Ну а что Шишильян, что Марсель, что Ватикан — тут ведь все одно. Да и не велика важность, этот Шишильян: люди там, видимо, глупее, чем здесь, во всяком случае — в большинстве своем. Фредерик II так подумал и удовлетворился таким объяснением, поскольку теперь было понятно, почему этот тип добровольно остался под буком. Ведь он отлично слышал, как его позвали в первый же раз, он это честно признал. К тому же он прекрасно видел, что в десяти метрах позади него находится навес лесопилки, ведь он был не слепой. Но бывают на свете люди застенчивые, и даже не застенчивые, а просто глупые. Фредерик II подумал, что этот мужик был явно глуп.
Вам не приходилось видеть портрет Фредерика II? У Фредерика IV есть один его портрет. По этому портрету сразу видно, что это человек, верящий в глупость других людей.
Он не стал спрашивать гостя о Шишильяне. Он думал только об одном: выдержит ли плотина напор воды. Да и не разглядывал его особенно. А ведь пробыли они вместе около часа, присев на корточки рядышком в крохотном чуланчике, таком крохотном, что их руки соприкасались.
После этой грозы наступили у нас чудные дни, установилась отличная погода. Я говорю: у нас, хотя дело было в 1843–1844 годах. Но я стольких людей расспрашивал и выпытывал о тех годах, что в конце концов мне стало казаться, что я и сам тоже жил в ту пору. И я очень живо представил себе, что тогда была щедрая осень, хорошо нам всем известная, и вам и мне.
Я думаю, вы знаете, где начинается осень? Она начинается ровно в 235 шагах от дерева, помеченного номером М312, я сам отсчитал столько шагов.

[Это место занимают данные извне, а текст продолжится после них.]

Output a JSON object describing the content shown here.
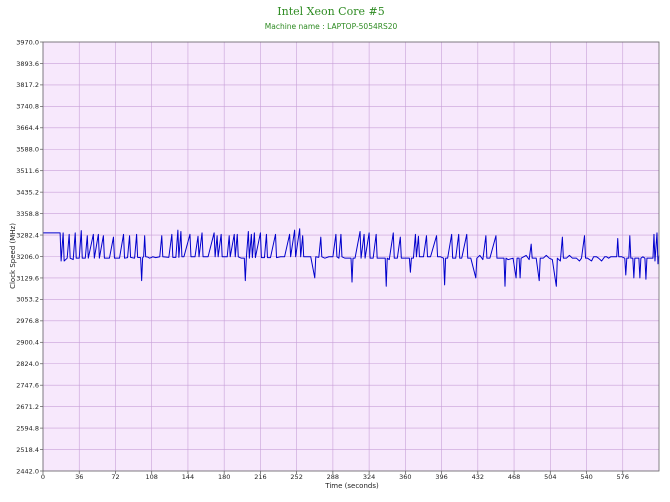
{
  "chart_data": {
    "type": "line",
    "title": "Intel Xeon Core #5",
    "subtitle": "Machine name : LAPTOP-5054RS20",
    "xlabel": "Time (seconds)",
    "ylabel": "Clock Speed (MHz)",
    "xlim": [
      0,
      612
    ],
    "ylim": [
      2442.0,
      3970.0
    ],
    "xticks": [
      0,
      36,
      72,
      108,
      144,
      180,
      216,
      252,
      288,
      324,
      360,
      396,
      432,
      468,
      504,
      540,
      576
    ],
    "yticks": [
      "2442.0",
      "2518.4",
      "2594.8",
      "2671.2",
      "2747.6",
      "2824.0",
      "2900.4",
      "2976.8",
      "3053.2",
      "3129.6",
      "3206.0",
      "3282.4",
      "3358.8",
      "3435.2",
      "3511.6",
      "3588.0",
      "3664.4",
      "3740.8",
      "3817.2",
      "3893.6",
      "3970.0"
    ],
    "grid": true,
    "legend": "none",
    "colors": {
      "line": "#0000cc",
      "plot_bg": "#f7e8fc",
      "grid": "#c8a0d8",
      "title": "#2e8b22"
    },
    "series": [
      {
        "values": [
          [
            0,
            3290
          ],
          [
            12,
            3290
          ],
          [
            17,
            3290
          ],
          [
            18,
            3190
          ],
          [
            20,
            3290
          ],
          [
            21,
            3190
          ],
          [
            24,
            3200
          ],
          [
            26,
            3285
          ],
          [
            27,
            3200
          ],
          [
            30,
            3195
          ],
          [
            32,
            3290
          ],
          [
            33,
            3200
          ],
          [
            36,
            3200
          ],
          [
            38,
            3298
          ],
          [
            39,
            3200
          ],
          [
            42,
            3200
          ],
          [
            44,
            3280
          ],
          [
            45,
            3200
          ],
          [
            50,
            3285
          ],
          [
            51,
            3200
          ],
          [
            55,
            3285
          ],
          [
            56,
            3200
          ],
          [
            60,
            3280
          ],
          [
            61,
            3200
          ],
          [
            66,
            3200
          ],
          [
            70,
            3275
          ],
          [
            71,
            3200
          ],
          [
            76,
            3200
          ],
          [
            80,
            3285
          ],
          [
            81,
            3200
          ],
          [
            84,
            3202
          ],
          [
            86,
            3280
          ],
          [
            87,
            3203
          ],
          [
            91,
            3200
          ],
          [
            93,
            3285
          ],
          [
            94,
            3203
          ],
          [
            97,
            3202
          ],
          [
            98,
            3120
          ],
          [
            99,
            3202
          ],
          [
            100,
            3205
          ],
          [
            101,
            3280
          ],
          [
            102,
            3205
          ],
          [
            104,
            3204
          ],
          [
            106,
            3200
          ],
          [
            109,
            3205
          ],
          [
            112,
            3202
          ],
          [
            116,
            3205
          ],
          [
            118,
            3280
          ],
          [
            119,
            3205
          ],
          [
            125,
            3203
          ],
          [
            128,
            3285
          ],
          [
            129,
            3203
          ],
          [
            132,
            3203
          ],
          [
            134,
            3300
          ],
          [
            135,
            3203
          ],
          [
            137,
            3295
          ],
          [
            138,
            3205
          ],
          [
            140,
            3205
          ],
          [
            146,
            3285
          ],
          [
            147,
            3205
          ],
          [
            151,
            3205
          ],
          [
            154,
            3278
          ],
          [
            155,
            3205
          ],
          [
            158,
            3290
          ],
          [
            159,
            3205
          ],
          [
            164,
            3205
          ],
          [
            170,
            3290
          ],
          [
            171,
            3205
          ],
          [
            173,
            3280
          ],
          [
            174,
            3205
          ],
          [
            177,
            3285
          ],
          [
            178,
            3205
          ],
          [
            180,
            3205
          ],
          [
            183,
            3205
          ],
          [
            185,
            3280
          ],
          [
            186,
            3205
          ],
          [
            190,
            3285
          ],
          [
            191,
            3205
          ],
          [
            193,
            3285
          ],
          [
            194,
            3205
          ],
          [
            197,
            3200
          ],
          [
            200,
            3200
          ],
          [
            201,
            3120
          ],
          [
            202,
            3200
          ],
          [
            204,
            3295
          ],
          [
            205,
            3200
          ],
          [
            207,
            3285
          ],
          [
            208,
            3202
          ],
          [
            210,
            3290
          ],
          [
            211,
            3202
          ],
          [
            216,
            3290
          ],
          [
            217,
            3202
          ],
          [
            220,
            3202
          ],
          [
            222,
            3285
          ],
          [
            223,
            3202
          ],
          [
            226,
            3202
          ],
          [
            231,
            3285
          ],
          [
            232,
            3202
          ],
          [
            236,
            3205
          ],
          [
            240,
            3205
          ],
          [
            245,
            3285
          ],
          [
            246,
            3205
          ],
          [
            250,
            3300
          ],
          [
            251,
            3205
          ],
          [
            255,
            3305
          ],
          [
            256,
            3205
          ],
          [
            258,
            3280
          ],
          [
            259,
            3205
          ],
          [
            262,
            3205
          ],
          [
            266,
            3205
          ],
          [
            270,
            3130
          ],
          [
            271,
            3205
          ],
          [
            274,
            3203
          ],
          [
            276,
            3275
          ],
          [
            277,
            3205
          ],
          [
            280,
            3200
          ],
          [
            284,
            3205
          ],
          [
            288,
            3205
          ],
          [
            291,
            3285
          ],
          [
            292,
            3205
          ],
          [
            294,
            3200
          ],
          [
            296,
            3285
          ],
          [
            297,
            3205
          ],
          [
            300,
            3200
          ],
          [
            306,
            3200
          ],
          [
            307,
            3115
          ],
          [
            308,
            3200
          ],
          [
            310,
            3200
          ],
          [
            315,
            3295
          ],
          [
            316,
            3200
          ],
          [
            319,
            3285
          ],
          [
            320,
            3200
          ],
          [
            324,
            3290
          ],
          [
            325,
            3200
          ],
          [
            328,
            3200
          ],
          [
            331,
            3285
          ],
          [
            332,
            3200
          ],
          [
            336,
            3200
          ],
          [
            340,
            3200
          ],
          [
            341,
            3100
          ],
          [
            342,
            3200
          ],
          [
            344,
            3195
          ],
          [
            348,
            3290
          ],
          [
            349,
            3200
          ],
          [
            352,
            3200
          ],
          [
            355,
            3275
          ],
          [
            356,
            3200
          ],
          [
            360,
            3200
          ],
          [
            364,
            3200
          ],
          [
            365,
            3150
          ],
          [
            366,
            3200
          ],
          [
            368,
            3200
          ],
          [
            370,
            3285
          ],
          [
            371,
            3205
          ],
          [
            373,
            3278
          ],
          [
            374,
            3205
          ],
          [
            378,
            3205
          ],
          [
            381,
            3280
          ],
          [
            382,
            3205
          ],
          [
            385,
            3205
          ],
          [
            391,
            3280
          ],
          [
            392,
            3205
          ],
          [
            395,
            3205
          ],
          [
            398,
            3200
          ],
          [
            399,
            3105
          ],
          [
            400,
            3200
          ],
          [
            402,
            3200
          ],
          [
            406,
            3285
          ],
          [
            407,
            3200
          ],
          [
            410,
            3200
          ],
          [
            413,
            3285
          ],
          [
            414,
            3200
          ],
          [
            416,
            3200
          ],
          [
            421,
            3285
          ],
          [
            422,
            3200
          ],
          [
            425,
            3200
          ],
          [
            430,
            3130
          ],
          [
            431,
            3200
          ],
          [
            434,
            3210
          ],
          [
            437,
            3195
          ],
          [
            440,
            3280
          ],
          [
            441,
            3200
          ],
          [
            444,
            3200
          ],
          [
            450,
            3280
          ],
          [
            451,
            3200
          ],
          [
            453,
            3200
          ],
          [
            458,
            3200
          ],
          [
            459,
            3100
          ],
          [
            460,
            3200
          ],
          [
            462,
            3195
          ],
          [
            467,
            3200
          ],
          [
            470,
            3130
          ],
          [
            471,
            3200
          ],
          [
            473,
            3200
          ],
          [
            474,
            3130
          ],
          [
            475,
            3200
          ],
          [
            480,
            3210
          ],
          [
            483,
            3195
          ],
          [
            485,
            3250
          ],
          [
            486,
            3200
          ],
          [
            490,
            3200
          ],
          [
            493,
            3120
          ],
          [
            494,
            3200
          ],
          [
            497,
            3200
          ],
          [
            500,
            3210
          ],
          [
            503,
            3200
          ],
          [
            506,
            3195
          ],
          [
            510,
            3100
          ],
          [
            511,
            3200
          ],
          [
            514,
            3190
          ],
          [
            516,
            3275
          ],
          [
            517,
            3200
          ],
          [
            520,
            3200
          ],
          [
            523,
            3210
          ],
          [
            526,
            3200
          ],
          [
            530,
            3200
          ],
          [
            533,
            3190
          ],
          [
            535,
            3200
          ],
          [
            538,
            3280
          ],
          [
            539,
            3200
          ],
          [
            541,
            3200
          ],
          [
            545,
            3190
          ],
          [
            547,
            3205
          ],
          [
            550,
            3205
          ],
          [
            552,
            3200
          ],
          [
            555,
            3190
          ],
          [
            558,
            3205
          ],
          [
            560,
            3205
          ],
          [
            562,
            3200
          ],
          [
            564,
            3205
          ],
          [
            568,
            3205
          ],
          [
            570,
            3205
          ],
          [
            571,
            3270
          ],
          [
            572,
            3205
          ],
          [
            575,
            3205
          ],
          [
            578,
            3200
          ],
          [
            579,
            3140
          ],
          [
            580,
            3200
          ],
          [
            582,
            3200
          ],
          [
            583,
            3280
          ],
          [
            584,
            3200
          ],
          [
            586,
            3200
          ],
          [
            587,
            3130
          ],
          [
            588,
            3200
          ],
          [
            590,
            3200
          ],
          [
            592,
            3200
          ],
          [
            593,
            3130
          ],
          [
            594,
            3200
          ],
          [
            596,
            3205
          ],
          [
            598,
            3200
          ],
          [
            599,
            3125
          ],
          [
            600,
            3200
          ],
          [
            604,
            3200
          ],
          [
            606,
            3200
          ],
          [
            607,
            3285
          ],
          [
            608,
            3190
          ],
          [
            610,
            3290
          ],
          [
            611,
            3180
          ],
          [
            612,
            3210
          ]
        ]
      }
    ]
  }
}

Вы бывали на Крестовом перевале? Видели там тропу, которая ведет к озеру Лозон? Так вот, там, где она идет по лугу, на котором пасутся серны, склон горы очень крут; надо пройти мимо двух довольно неприятных осыпей, и сразу за ними — отвесный склон горы Ферран. Вокруг — типичный теллурический пейзаж: гнейсы, порфиры, песчаники, серпентениты, выветренные сланцы. Горизонт заслоняют горы и скалы, пики острые, как клыки, как резцы, — одним словом, как собачьи, львиные, тигриные, акульи зубы. Налево — тропа, ведущая к горе Ферран, где занимаются альпинизмом и любуются панорамой. Направо — еле заметные следы к россыпям породы, покрытым диатомеями.[5] Если пойти по этим следам, которые огибают выступ, то из впадины, похожей на фаянсовую миску, открывается вид на просеку. На северной опушке там сотни две деревьев, и среди них ясень, а на нем суриком написано: М312. В двухстах тридцати пяти шагах от него, у самого края впадины — другой ясень. Вот именно с него и начинается осень.